On Barak
Published on: Jul 11, 2007


“Temporality, Personhood and the Techno-Political Making of Egyptian Society, 1869-1939”

Comparing the locations of news articles from al-Ahram, the first private Egyptian paper, with a list of railway destinations in 1876 reveals a remarkable overlap. Within Egypt, the newspaper covered only places that were connected to the railroad. In other words, the “Egypt” that the newspaper (re) presented was that of the railway map. My dissertation will, like the above exercise, re-fuse the “social” and “political” (which newspapers supposedly reflect and shape) with technologies of transportation and communication that have so far been absent from the historiographical picture.

I explore this techno-political nexus in Egypt, a key point of passing-through from Europe to India, between 1869 and 1939. The country's location, as well as its formal connection to the Ottoman Empire and consequent ambiguity of political aspects in British colonialism, amplified the importance of transportation, communication and other technological dimensions of the encounter between Egyptians and the British. In this colonial setting, my dissertation examines timekeeping, the construction of space, arrangements of personhood, as well as other cultural and political practices that developed around three interfacing technologies – the railway, the telegraph, and the newspaper.

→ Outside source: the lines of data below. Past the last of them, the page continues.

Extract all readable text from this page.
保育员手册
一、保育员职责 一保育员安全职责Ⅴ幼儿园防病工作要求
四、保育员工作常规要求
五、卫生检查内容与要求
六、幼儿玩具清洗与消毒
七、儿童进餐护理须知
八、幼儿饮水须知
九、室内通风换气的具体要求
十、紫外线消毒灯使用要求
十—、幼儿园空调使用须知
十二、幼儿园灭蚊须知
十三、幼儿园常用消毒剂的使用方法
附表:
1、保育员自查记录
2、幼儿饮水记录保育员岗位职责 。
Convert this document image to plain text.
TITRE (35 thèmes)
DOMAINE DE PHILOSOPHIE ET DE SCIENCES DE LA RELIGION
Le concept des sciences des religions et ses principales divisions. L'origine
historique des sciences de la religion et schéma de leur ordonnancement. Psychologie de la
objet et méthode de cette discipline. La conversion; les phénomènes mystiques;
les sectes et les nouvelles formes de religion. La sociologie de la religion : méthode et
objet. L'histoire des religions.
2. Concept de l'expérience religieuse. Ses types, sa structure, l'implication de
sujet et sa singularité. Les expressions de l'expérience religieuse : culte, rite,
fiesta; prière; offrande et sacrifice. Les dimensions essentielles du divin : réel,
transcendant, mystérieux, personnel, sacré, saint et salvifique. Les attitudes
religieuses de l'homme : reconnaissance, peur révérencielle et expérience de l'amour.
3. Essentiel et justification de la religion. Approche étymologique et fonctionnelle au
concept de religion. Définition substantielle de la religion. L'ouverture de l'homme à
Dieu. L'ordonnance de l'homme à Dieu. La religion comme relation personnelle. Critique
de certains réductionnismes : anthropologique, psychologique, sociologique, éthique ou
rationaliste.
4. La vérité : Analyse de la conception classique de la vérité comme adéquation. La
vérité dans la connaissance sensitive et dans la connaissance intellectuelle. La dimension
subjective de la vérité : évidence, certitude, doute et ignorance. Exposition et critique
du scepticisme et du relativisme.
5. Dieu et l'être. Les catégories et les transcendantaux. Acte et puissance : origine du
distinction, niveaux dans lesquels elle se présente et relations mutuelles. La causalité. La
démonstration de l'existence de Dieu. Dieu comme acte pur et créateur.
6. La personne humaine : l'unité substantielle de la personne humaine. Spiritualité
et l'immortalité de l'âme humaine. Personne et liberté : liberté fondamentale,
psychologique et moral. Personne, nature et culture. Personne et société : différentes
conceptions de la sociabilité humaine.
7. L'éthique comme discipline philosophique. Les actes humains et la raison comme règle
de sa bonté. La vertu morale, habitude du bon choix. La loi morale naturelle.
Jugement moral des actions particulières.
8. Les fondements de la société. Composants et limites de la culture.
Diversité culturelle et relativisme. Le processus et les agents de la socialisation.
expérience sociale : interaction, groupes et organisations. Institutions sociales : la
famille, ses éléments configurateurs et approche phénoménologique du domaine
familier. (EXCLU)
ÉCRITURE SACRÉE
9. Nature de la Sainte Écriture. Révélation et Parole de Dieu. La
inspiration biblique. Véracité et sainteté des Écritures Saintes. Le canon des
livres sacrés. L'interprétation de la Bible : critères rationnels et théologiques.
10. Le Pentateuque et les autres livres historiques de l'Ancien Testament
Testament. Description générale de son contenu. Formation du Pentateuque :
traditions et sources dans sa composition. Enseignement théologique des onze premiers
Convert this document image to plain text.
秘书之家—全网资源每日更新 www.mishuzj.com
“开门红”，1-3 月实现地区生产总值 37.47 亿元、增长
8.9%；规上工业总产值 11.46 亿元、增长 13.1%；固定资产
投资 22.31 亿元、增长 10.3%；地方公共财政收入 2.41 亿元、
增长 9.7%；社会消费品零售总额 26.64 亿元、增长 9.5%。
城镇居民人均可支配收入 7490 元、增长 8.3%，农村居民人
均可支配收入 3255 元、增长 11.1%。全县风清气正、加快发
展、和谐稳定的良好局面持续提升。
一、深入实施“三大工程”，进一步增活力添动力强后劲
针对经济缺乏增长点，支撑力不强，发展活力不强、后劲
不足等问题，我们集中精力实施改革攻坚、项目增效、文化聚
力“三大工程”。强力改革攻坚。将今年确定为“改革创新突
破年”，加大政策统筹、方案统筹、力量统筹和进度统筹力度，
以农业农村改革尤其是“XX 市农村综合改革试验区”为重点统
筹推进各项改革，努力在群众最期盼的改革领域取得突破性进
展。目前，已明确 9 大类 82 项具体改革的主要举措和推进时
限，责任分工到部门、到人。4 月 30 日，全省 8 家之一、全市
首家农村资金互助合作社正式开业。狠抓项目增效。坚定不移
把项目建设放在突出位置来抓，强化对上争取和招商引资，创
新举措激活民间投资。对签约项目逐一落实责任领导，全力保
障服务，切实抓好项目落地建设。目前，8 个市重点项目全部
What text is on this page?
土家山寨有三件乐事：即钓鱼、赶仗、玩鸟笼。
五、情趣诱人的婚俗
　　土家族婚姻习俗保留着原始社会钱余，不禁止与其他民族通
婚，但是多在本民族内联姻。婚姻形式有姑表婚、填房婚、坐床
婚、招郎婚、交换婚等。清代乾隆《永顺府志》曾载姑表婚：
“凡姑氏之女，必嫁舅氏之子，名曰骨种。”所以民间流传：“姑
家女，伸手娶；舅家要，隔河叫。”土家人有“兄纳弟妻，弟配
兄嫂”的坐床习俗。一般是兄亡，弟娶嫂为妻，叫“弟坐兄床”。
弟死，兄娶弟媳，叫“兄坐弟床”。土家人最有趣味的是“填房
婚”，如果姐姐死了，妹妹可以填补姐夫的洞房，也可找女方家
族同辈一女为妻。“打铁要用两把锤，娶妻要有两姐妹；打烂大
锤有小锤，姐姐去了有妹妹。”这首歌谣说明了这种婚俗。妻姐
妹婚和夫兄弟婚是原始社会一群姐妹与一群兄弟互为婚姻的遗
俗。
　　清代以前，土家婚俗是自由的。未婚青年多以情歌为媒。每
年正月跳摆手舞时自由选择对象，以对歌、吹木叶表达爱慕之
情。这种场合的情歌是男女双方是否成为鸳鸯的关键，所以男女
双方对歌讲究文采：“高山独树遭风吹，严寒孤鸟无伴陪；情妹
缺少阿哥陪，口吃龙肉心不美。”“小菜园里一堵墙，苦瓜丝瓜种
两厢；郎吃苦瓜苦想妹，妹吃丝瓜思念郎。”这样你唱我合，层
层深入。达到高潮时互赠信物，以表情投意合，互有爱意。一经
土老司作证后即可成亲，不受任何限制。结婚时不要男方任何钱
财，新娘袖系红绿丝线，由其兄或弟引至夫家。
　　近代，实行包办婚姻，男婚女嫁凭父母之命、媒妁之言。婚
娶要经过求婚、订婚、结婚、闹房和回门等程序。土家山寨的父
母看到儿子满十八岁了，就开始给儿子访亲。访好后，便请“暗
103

Tracing the development of these communication and transportation networks, the dissertation investigates the relations between technology and distinctive types of horizontal connectedness that have so far been considered generic manifestations of a preexisting "social sphere". Instead of taking such a sphere as a given, I seek to anchor discourses of affiliation with “society” or a “nation”, as well as the new sensibilities that accompany these discourses, in the techno-political conditions of their historical emergence.